Вчера было второе тихое утро с орошенной паутиной.
Вопрос экономисту:
Кустарная промышленность наша или ремесло за границей…
Что, ремесло совсем умирает или же оно в крупной промышленности как бы воскресает? Я хочу сказать, что крупная промышленность обязана ремесленным навыкам…
24 Августа. В книгу «Охота с фотографией».
Сегодня солнце взошло несвободно через сплошную пелену облаков и роса явилась поздно, когда солнце оказалось значительно высоко. Но зато тем ярче сверкала роса и трава, и необыкновенно четко раскинулись на кустах орошенные тенета пауков. Нерль причуяла тетеревиный выводок и повела. Продвигаясь вперед медленно за собакой, я вдруг увидел на поляне с редкими кустами множество больших паучьих сетей, до того разукрашенных росой, что я, такой страстный охотник, остановил собаку, уложил ее и принялся фотографировать. Из мелькающих мыслей, между прочим, была одна: «Вероятно, моя страсть к наслаждению красотой сильней, чем охотой».
Покончив с паутиной, я оглянулся на несчастную Нерль и попросил ее продолжить подводку. Она повела сначала неохотно и неуверенно. У меня было сомнение в том, что ведет она по свежему следу. На мою команду она <1 нрзб.>. Я уверился. Нерль переступала с лапки на лапку. Вот-вот грохнет выводок. И в этот момент прямо перед моими глазами, перед носом показывается роскошная ткань паутины и самое главное — сам громадный хозяин паук посередине. Вот бы сфотографировать, будет ли еще такое утро, а паука посередине уж не увидишь! Но Нерль остановилась и замерла. Нет, оказалось, это было неверно, что страсть моя к исканию красоты сильней, чем к охоте. Как только Нерль замерла, и паутинная стена мешала стрелять, я разорвал ее…
Вперед! — приказал я Нерли.
Я сдернул рукой паутину, мешавшую стрельбе, сбросил паука.
— Вперед, — сказал я Нерли.
Грохнул выводок.
Я принес в это утро домой двух роскошных, почти совершенно черных петухов с косицами даже. Но весь день прошел, и я стал обдумывать, вспоминать и решать, что же мне от него осталось, что было мне как счастье, как радость и притом навсегда как-то прочно: это множество капель росы, сверкавших на еловой лапке — в это время я снимал кружево…
На утренней заре весело стучат гуськи-дубовые носки. Я долго стоял и смотрел из-за угла, как работала вдали семья.
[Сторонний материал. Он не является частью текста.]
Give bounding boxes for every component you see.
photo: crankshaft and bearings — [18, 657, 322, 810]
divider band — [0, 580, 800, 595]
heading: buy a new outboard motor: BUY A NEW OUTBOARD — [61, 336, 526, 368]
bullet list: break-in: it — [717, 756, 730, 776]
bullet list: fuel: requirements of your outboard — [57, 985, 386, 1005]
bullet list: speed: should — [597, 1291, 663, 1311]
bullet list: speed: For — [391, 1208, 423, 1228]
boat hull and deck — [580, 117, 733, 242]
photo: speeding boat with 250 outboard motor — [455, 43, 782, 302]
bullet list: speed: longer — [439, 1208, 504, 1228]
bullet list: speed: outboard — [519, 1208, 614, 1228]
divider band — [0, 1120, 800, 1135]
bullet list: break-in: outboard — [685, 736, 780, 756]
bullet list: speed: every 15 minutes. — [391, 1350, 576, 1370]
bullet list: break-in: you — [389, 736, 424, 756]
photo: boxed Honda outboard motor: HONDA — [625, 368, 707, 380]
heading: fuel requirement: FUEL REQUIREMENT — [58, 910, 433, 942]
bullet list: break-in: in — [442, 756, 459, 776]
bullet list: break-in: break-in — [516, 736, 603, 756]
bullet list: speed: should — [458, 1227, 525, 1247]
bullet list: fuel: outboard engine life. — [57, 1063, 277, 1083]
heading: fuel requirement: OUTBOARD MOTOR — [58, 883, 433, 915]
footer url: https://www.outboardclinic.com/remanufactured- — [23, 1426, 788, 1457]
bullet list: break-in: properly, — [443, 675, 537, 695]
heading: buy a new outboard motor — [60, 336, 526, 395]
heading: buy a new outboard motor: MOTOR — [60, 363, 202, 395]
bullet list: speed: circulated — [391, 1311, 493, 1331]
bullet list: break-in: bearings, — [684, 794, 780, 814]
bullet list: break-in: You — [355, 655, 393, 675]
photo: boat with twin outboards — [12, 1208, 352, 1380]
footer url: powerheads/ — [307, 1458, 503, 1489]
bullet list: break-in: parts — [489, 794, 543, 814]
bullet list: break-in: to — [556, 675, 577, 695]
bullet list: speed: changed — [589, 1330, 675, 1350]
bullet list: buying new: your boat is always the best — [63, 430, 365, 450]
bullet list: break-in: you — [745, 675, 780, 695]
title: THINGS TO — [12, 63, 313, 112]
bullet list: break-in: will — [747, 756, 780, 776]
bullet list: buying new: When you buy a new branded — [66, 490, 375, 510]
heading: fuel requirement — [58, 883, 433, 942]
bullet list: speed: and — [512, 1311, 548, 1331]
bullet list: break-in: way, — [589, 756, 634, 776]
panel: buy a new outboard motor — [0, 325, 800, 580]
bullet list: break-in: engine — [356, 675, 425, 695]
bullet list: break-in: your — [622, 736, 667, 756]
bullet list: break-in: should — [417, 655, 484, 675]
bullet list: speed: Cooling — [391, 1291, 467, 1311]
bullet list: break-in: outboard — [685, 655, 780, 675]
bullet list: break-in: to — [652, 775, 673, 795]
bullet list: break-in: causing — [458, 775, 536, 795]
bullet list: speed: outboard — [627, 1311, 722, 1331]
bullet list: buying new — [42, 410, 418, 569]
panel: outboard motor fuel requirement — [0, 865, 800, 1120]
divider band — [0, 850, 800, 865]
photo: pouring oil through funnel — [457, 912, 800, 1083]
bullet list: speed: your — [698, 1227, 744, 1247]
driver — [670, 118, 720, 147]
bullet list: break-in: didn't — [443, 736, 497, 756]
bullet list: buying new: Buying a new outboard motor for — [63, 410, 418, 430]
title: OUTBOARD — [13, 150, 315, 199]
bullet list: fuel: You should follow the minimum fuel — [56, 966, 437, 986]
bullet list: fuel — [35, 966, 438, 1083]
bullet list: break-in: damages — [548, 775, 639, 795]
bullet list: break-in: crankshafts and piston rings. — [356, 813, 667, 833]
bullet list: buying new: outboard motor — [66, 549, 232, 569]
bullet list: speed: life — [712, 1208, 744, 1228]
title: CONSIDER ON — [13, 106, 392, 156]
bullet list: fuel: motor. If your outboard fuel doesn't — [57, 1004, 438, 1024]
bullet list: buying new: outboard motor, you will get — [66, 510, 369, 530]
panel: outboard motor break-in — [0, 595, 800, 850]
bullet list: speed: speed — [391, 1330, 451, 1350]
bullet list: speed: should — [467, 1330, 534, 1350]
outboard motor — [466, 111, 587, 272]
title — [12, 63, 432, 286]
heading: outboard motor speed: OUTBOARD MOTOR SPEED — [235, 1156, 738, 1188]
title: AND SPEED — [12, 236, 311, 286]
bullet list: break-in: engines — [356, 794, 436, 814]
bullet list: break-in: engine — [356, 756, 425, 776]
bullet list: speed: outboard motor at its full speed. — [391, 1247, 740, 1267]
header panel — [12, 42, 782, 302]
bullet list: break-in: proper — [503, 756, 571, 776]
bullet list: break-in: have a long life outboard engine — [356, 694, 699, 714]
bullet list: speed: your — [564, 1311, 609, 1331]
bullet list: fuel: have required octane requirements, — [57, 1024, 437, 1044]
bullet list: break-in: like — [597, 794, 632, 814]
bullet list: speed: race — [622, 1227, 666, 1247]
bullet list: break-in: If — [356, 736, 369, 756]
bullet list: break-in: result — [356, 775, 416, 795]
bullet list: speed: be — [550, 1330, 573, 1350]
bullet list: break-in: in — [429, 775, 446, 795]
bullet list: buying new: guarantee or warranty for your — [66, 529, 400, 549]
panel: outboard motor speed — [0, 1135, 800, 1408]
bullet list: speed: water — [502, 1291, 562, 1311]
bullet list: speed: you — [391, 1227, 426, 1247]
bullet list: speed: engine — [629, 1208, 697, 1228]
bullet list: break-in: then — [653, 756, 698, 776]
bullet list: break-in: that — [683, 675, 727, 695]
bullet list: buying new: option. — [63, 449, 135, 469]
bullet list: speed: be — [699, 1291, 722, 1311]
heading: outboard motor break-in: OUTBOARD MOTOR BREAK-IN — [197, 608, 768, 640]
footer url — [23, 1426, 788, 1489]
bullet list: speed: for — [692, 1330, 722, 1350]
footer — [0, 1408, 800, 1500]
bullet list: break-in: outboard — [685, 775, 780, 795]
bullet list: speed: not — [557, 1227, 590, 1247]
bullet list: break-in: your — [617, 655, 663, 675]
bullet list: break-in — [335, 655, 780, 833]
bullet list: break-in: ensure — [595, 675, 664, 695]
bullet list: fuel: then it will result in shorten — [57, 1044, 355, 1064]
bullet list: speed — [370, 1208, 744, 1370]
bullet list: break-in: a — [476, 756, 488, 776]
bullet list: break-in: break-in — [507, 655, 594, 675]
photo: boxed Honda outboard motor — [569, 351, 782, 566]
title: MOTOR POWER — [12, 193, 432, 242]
Виделась большая женщина в белом, и казалось, это она управляла ритмом молотьбы. (Вот тут-то я раздумывал о ремесле (см. выше).
Вопрос экономисту: сохраняет ли крупная промышленность характерные аристократические навыки предшествующей эпохи ремесленного производства, больше — возможно ли <2 нрзб.> без предшествующей школы ремесленного навыка.
За нашим матросом-большевиком вся деревня ухаживает. Домна Ивановна готова на куски разорвать коммунистов, а для этого «зятя» сегодня зарезала почти последнюю курицу, и зять должен же был видеть это блюдце со множеством яиц, вынутых из курицы. И как не зарезать! Он вчера сказал Поле: «Приезжай ко мне в Москву, в школу устрою». Молодежь льнет к нему в надежде получить местечко. Возможно, что зять этот на неделю всего, и что вовсе даже не коммунист… Все объясняется крайне жалкой жизнью, люди хватаются за всякую возможность. И потом это и сила: сделать врага своим, затянуть его в свое болото.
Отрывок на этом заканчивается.